# Zig Zag attachments for older machines



## Chixarecute (Nov 19, 2004)

Last week my sister gave me a Greist zigzagger, in original box. It is a straight shank and I think it will fit my Singer 128. Today she called, and found a Singer zigzagger in original box for my 301, complete with instructions! She gave 50 cents for it! If the weather is good, I'll see her next weekend and I'll have a new toy to play with when I get home!


----------



## Macybaby (Jun 16, 2006)

That is a great deal! The Greist should fit your 128. I don't think they made them in long shank. I love hunting around in thrift and antique shops for stuff like that. Though I've managed to get way too many button holers! Now I'm looking for fashion disks for Singers because they will fit my 403A. 

I always open up the boxes and look inside. Last time I bought a box of Wards attachments - because it had a short shank darning foot in with the rest. I'll have to find a home for all the Signature attachments and cams, but the darning foot I'm keeping.


----------



## Katskitten (Aug 5, 2010)

I have a collection of button hollers.
From Singers, to Greist, to Kenmore, to other brands.
I have low shank, high shank, and slant shank.
Just for the fun of it here is a couple pics, if you don't mind, I do hate to but in to the conversation but I can't help it.








I even have a pastel blue one to match my Singer 338:









Most of the US made ones were made by Greist. They badged them for almost everybody.
They are fun gizmos to use. They make a distinctive clackity clack as they do their thing.

Joe


----------



## Macybaby (Jun 16, 2006)

I'm looking for one with Viking on it now, have too many Singer low shank ones. Didn't mean to end up with as many as I did, but I kept finding them for like $1 so I'd pick them up. 

Once I have all the machines set up, I'm going to put together a set of attachments for each, and then divest myself of the rest. Mostly it's extras of the regular set the machines came with.

BTW - how many eyelet templates do you have? I have one, and keep hoping I'll find one tucked into a box with other stuff for sale cheap. I just picked up a set of 12 top hat cams, 10 of which I didn't have, so that is good. Also bidding on a box of misc attachments - seller does not know what they have, and mixed in with the singer junk is a bunch of older snap on Viking attachments that are hard to find.
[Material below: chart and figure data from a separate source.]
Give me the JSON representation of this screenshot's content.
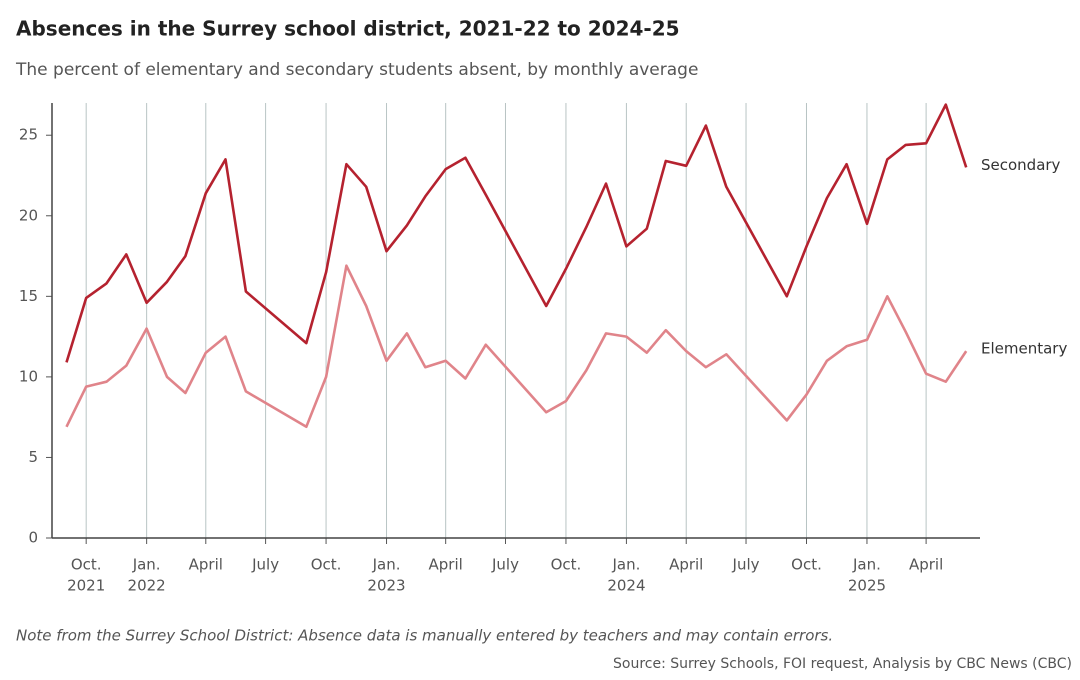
{
  "chart_data": {
    "type": "line",
    "title": "Absences in the Surrey school district, 2021-22 to 2024-25",
    "subtitle": "The percent of elementary and secondary students absent, by monthly average",
    "note": "Note from the Surrey School District: Absence data is manually entered by teachers and may contain errors.",
    "source": "Source: Surrey Schools, FOI request, Analysis by CBC News (CBC)",
    "x": [
      "2021-09",
      "2021-10",
      "2021-11",
      "2021-12",
      "2022-01",
      "2022-02",
      "2022-03",
      "2022-04",
      "2022-05",
      "2022-06",
      "2022-09",
      "2022-10",
      "2022-11",
      "2022-12",
      "2023-01",
      "2023-02",
      "2023-03",
      "2023-04",
      "2023-05",
      "2023-06",
      "2023-09",
      "2023-10",
      "2023-11",
      "2023-12",
      "2024-01",
      "2024-02",
      "2024-03",
      "2024-04",
      "2024-05",
      "2024-06",
      "2024-09",
      "2024-10",
      "2024-11",
      "2024-12",
      "2025-01",
      "2025-02",
      "2025-03",
      "2025-04",
      "2025-05",
      "2025-06"
    ],
    "series": [
      {
        "name": "Secondary",
        "color": "#b5222f",
        "values": [
          10.9,
          14.9,
          15.8,
          17.6,
          14.6,
          15.9,
          17.5,
          21.4,
          23.5,
          15.3,
          12.1,
          16.5,
          23.2,
          21.8,
          17.8,
          19.4,
          21.2,
          22.9,
          23.6,
          21.3,
          14.4,
          16.7,
          19.3,
          22.0,
          18.1,
          19.2,
          23.4,
          23.1,
          25.6,
          21.8,
          15.0,
          18.1,
          21.1,
          23.2,
          19.5,
          23.5,
          24.4,
          24.5,
          26.9,
          23.0
        ]
      },
      {
        "name": "Elementary",
        "color": "#e0848a",
        "values": [
          6.9,
          9.4,
          9.7,
          10.7,
          13.0,
          10.0,
          9.0,
          11.5,
          12.5,
          9.1,
          6.9,
          10.0,
          16.9,
          14.4,
          11.0,
          12.7,
          10.6,
          11.0,
          9.9,
          12.0,
          7.8,
          8.5,
          10.4,
          12.7,
          12.5,
          11.5,
          12.9,
          11.6,
          10.6,
          11.4,
          7.3,
          8.9,
          11.0,
          11.9,
          12.3,
          15.0,
          12.8,
          10.2,
          9.7,
          11.6
        ]
      }
    ],
    "xlim": [
      "2021-08-10",
      "2025-06-22"
    ],
    "xticks": [
      {
        "value": "2021-10",
        "label": "Oct."
      },
      {
        "value": "2022-01",
        "label": "Jan."
      },
      {
        "value": "2022-04",
        "label": "April"
      },
      {
        "value": "2022-07",
        "label": "July"
      },
      {
        "value": "2022-10",
        "label": "Oct."
      },
      {
        "value": "2023-01",
        "label": "Jan."
      },
      {
        "value": "2023-04",
        "label": "April"
      },
      {
        "value": "2023-07",
        "label": "July"
      },
      {
        "value": "2023-10",
        "label": "Oct."
      },
      {
        "value": "2024-01",
        "label": "Jan."
      },
      {
        "value": "2024-04",
        "label": "April"
      },
      {
        "value": "2024-07",
        "label": "July"
      },
      {
        "value": "2024-10",
        "label": "Oct."
      },
      {
        "value": "2025-01",
        "label": "Jan."
      },
      {
        "value": "2025-04",
        "label": "April"
      }
    ],
    "xtick_years": [
      {
        "value": "2021-10",
        "label": "2021"
      },
      {
        "value": "2022-01",
        "label": "2022"
      },
      {
        "value": "2023-01",
        "label": "2023"
      },
      {
        "value": "2024-01",
        "label": "2024"
      },
      {
        "value": "2025-01",
        "label": "2025"
      }
    ],
    "ylim": [
      0,
      27
    ],
    "yticks": [
      0,
      5,
      10,
      15,
      20,
      25
    ],
    "vertical_grid": true
  }
}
I still need one set of back clamp attachments, another hard to find item.


----------



## Maura (Jun 6, 2004)

I got two buttonholers with my old machines. Haven't used them yet. I guess I should make something with buttons.


----------



## Katskitten (Aug 5, 2010)

Macybaby,

I have begun the same things. Those machines that my wife and I are going to keep I've been putting together a set of presser feet and accessories for each of them.
I think I have our slant shank Singers covered, and several of the low shank machines. Two of our high shank machines came with accessories so I'm not to concerned about them.
The ones that are a pain in the keester are the old top clamp machines from days of yore.

There are 24 black Top Hat cams. The "0" cam is for those machines that do not have any built in stitches. It's a ZZ cam. The 1 though 23 cams are various patterns and stitches. For the Touch and Sews there is also a set of double white top hat cams. I have all the black top hats and many of the white ones.

I'm not sure how many Greist / Singer / Others button hole templates there is. I have many sets including several with 4 or 5, and one with 12 I think. My button hollers all have 4 or 5 and some have more. I've never laid them all out to see how many different ones there is.

Joe


----------



## Chixarecute (Nov 19, 2004)

Spent the weekend with my sister, the Singer zigzagger she found is not for a 301, but it fits the Featherweight and a few others. Absolutely mint in box, with manual. I'll have to keep searching.


----------



## Macybaby (Jun 16, 2006)

this is a neat site
http://www.singer301.com/accessories/default.html


----------